The topic of Palestine featured heavily at Saturday’s counter-demo. How could it not, when the racist ideology of Zionism and its murderous consequences are so urgent and so prevalent? What was this demo, if not a statement against racism in the tradition of the city, akin to Kenmure Street and the Glasgow Girls.
That was a sentiment carried in the chants the gathered fascists faced: “We are many. You are few. We are Glasgow. Who are you?”
We were many. But we should have been many more. The fascists may have left George Square embarrassed, having spent the afternoon being drowned out by the assembled crowd, but that is not the end of the story.
There must be sustained pressure, in size and strength, whenever fascism threatens to rise. We cannot be complacent. Equalities must advance, not stagnate. And the far-right must be crushed, not ignored.

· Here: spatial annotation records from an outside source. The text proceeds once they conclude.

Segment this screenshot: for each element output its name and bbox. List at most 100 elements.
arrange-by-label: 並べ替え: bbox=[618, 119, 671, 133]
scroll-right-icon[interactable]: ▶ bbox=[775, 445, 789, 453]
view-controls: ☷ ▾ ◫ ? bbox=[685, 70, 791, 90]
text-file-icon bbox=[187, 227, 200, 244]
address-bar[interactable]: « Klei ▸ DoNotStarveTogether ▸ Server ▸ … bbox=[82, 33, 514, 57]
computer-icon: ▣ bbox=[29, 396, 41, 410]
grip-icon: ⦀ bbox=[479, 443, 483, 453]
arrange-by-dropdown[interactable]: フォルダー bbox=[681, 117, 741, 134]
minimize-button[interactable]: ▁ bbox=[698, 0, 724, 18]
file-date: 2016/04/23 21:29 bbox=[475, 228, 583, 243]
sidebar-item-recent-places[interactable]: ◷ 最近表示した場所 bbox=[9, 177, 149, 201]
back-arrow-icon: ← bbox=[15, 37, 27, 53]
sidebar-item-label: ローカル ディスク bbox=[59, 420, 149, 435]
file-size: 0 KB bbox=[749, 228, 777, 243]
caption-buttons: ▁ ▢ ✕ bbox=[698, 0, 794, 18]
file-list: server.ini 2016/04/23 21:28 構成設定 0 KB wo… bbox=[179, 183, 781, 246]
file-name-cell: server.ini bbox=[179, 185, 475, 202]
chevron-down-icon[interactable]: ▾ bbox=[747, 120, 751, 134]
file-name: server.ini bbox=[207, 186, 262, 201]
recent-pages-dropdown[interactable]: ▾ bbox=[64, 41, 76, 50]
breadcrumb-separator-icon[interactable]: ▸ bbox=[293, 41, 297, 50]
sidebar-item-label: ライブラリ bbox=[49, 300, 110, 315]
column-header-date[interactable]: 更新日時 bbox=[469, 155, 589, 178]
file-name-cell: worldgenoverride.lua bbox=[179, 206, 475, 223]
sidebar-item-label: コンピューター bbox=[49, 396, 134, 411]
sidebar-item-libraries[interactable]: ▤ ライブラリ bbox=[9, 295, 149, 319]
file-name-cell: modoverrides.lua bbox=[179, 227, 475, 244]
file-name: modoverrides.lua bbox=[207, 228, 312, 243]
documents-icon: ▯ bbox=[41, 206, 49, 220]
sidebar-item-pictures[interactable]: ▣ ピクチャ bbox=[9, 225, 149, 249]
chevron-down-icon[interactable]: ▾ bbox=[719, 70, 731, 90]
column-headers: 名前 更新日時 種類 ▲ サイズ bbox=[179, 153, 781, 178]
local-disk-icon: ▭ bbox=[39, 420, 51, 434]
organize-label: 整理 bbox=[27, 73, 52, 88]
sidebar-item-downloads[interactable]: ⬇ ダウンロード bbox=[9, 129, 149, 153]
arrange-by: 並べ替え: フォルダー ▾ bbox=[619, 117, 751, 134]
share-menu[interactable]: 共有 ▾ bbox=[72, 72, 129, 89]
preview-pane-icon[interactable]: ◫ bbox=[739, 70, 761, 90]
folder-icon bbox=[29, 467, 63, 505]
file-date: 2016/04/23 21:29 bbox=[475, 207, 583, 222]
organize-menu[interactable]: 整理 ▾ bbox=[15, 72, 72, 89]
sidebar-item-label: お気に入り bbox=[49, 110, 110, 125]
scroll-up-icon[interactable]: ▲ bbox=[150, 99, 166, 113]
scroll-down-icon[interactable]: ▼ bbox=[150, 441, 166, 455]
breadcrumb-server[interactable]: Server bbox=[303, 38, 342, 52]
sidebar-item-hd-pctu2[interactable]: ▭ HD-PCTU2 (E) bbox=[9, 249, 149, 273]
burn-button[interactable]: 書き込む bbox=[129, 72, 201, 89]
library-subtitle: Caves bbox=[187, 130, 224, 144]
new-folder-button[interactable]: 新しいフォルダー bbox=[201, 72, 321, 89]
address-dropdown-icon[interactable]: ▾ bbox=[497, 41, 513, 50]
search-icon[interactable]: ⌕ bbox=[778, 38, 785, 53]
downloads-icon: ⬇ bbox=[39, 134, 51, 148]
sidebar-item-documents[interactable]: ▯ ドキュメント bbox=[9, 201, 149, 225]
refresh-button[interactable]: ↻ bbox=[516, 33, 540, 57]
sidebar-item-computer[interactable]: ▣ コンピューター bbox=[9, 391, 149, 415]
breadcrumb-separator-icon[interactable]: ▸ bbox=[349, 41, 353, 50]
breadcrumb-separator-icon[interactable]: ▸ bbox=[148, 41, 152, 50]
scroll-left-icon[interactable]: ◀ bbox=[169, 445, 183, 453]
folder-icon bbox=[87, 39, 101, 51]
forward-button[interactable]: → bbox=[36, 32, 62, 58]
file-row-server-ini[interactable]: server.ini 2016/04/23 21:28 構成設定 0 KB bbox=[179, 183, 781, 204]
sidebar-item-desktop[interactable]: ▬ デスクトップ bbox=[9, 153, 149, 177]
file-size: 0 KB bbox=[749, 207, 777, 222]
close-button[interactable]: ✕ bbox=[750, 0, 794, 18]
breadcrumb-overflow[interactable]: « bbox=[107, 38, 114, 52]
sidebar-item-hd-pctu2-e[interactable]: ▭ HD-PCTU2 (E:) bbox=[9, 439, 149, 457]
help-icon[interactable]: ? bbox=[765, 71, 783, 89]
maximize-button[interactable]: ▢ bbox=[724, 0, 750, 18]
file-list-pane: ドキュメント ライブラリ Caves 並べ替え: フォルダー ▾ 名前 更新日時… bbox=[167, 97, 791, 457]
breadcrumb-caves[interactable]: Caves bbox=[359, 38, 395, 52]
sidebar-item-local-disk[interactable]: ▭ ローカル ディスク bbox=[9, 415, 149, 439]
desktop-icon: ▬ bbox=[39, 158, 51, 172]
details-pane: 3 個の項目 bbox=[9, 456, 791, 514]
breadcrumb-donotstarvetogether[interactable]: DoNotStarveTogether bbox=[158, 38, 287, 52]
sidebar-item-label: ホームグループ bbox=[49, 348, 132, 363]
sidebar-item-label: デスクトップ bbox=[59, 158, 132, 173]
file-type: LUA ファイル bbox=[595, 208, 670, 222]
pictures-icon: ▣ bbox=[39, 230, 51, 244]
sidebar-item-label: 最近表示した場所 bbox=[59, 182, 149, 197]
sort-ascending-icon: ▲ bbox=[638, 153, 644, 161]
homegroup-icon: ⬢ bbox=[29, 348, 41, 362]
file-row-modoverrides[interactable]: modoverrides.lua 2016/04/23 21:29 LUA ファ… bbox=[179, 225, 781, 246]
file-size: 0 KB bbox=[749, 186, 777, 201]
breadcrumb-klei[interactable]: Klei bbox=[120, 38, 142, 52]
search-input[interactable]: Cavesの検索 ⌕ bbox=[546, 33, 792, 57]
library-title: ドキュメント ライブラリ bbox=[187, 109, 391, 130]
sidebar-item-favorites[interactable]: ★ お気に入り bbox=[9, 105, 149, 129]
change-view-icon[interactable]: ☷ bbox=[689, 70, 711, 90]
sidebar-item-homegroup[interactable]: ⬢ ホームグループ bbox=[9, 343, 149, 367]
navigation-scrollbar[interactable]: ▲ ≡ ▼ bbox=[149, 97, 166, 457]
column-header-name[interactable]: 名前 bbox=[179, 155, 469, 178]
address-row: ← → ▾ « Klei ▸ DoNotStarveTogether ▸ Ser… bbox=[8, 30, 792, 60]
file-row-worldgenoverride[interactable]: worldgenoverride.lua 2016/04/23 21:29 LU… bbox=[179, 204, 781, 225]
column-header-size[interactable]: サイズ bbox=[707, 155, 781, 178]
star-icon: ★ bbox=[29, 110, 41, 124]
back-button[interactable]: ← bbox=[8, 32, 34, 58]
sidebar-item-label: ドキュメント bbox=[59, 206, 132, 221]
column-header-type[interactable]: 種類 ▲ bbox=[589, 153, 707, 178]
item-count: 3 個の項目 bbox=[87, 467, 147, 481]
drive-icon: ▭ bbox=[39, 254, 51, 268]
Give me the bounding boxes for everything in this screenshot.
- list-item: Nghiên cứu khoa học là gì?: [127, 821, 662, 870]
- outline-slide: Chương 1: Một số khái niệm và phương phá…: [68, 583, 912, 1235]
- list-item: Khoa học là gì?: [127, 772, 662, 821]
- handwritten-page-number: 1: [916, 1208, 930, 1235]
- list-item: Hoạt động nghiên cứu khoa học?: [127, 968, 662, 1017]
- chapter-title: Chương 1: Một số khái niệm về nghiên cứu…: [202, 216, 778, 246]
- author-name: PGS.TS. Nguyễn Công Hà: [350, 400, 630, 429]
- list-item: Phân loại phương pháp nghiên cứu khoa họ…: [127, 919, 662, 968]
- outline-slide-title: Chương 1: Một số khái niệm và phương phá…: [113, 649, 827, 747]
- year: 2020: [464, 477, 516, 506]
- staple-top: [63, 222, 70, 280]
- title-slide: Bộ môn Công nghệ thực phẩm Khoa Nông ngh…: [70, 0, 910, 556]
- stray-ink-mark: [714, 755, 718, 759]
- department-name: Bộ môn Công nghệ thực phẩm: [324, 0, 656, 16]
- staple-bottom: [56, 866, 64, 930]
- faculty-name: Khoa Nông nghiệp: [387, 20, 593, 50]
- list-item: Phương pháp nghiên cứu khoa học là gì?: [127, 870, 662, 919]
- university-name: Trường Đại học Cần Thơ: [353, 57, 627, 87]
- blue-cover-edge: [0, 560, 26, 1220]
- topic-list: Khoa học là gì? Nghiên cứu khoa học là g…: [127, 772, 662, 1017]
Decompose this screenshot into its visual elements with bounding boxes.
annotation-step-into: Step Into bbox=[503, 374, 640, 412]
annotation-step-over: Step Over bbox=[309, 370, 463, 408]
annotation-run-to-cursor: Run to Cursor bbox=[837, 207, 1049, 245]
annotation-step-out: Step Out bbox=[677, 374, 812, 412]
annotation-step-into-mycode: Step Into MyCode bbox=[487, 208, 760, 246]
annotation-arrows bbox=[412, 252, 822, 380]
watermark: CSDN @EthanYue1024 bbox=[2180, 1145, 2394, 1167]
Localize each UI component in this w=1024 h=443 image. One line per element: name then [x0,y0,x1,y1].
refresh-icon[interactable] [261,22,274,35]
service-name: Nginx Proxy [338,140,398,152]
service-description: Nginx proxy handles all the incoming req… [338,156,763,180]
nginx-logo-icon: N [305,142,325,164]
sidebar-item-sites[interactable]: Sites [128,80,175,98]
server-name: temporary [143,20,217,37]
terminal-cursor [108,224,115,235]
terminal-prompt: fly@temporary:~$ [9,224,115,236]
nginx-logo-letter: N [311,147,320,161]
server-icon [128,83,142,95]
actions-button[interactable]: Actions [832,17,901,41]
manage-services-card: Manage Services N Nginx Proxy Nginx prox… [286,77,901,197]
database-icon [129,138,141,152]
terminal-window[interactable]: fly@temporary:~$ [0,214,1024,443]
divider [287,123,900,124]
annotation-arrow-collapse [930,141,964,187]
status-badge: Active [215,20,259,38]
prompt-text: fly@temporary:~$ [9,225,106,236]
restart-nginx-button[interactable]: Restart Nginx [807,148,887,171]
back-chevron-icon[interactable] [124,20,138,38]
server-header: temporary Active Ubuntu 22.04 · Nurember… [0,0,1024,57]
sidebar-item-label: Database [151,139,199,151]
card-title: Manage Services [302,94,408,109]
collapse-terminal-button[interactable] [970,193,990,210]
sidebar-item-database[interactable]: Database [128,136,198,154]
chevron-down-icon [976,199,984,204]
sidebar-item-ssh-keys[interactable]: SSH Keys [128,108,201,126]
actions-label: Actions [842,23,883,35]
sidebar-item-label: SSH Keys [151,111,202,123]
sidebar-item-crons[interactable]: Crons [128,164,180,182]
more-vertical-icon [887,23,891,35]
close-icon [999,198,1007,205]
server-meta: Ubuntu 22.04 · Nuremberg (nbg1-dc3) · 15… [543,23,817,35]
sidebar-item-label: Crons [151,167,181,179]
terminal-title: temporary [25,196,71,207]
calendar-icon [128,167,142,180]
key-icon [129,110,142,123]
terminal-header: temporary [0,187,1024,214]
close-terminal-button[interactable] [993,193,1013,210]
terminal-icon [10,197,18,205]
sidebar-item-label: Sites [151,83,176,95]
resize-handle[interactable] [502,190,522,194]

The demo on Saturday was just one manifestation of a surge of regressive and reactionary politics that have allowed the far-right to gain a foothold.
When Keir Starmer flirts with the racist rhetoric of his conservative predecessors, he gives power to their fear-mongering about immigrants.
Likewise, when the Labour Government parrot the talking points of anti-trans activists and claims that teaching about trans identities should not be allowed in schools, they embolden those who believe LGBTQ+ people pose a threat to them.
It wasn’t exactly a shock to note that familiar faces of the anti-trans movement in Scotland were standing among the fascists in George Square this weekend too. Because it is all part of a broader political movement toward far-right thought; of which racism, homophobia and transphobia are just a few of its tendrils.
Standing united with Palestine and against inequality, in all its forms, will do more to beat the fascists back than pretending their ideas have any place in a modern Scotland.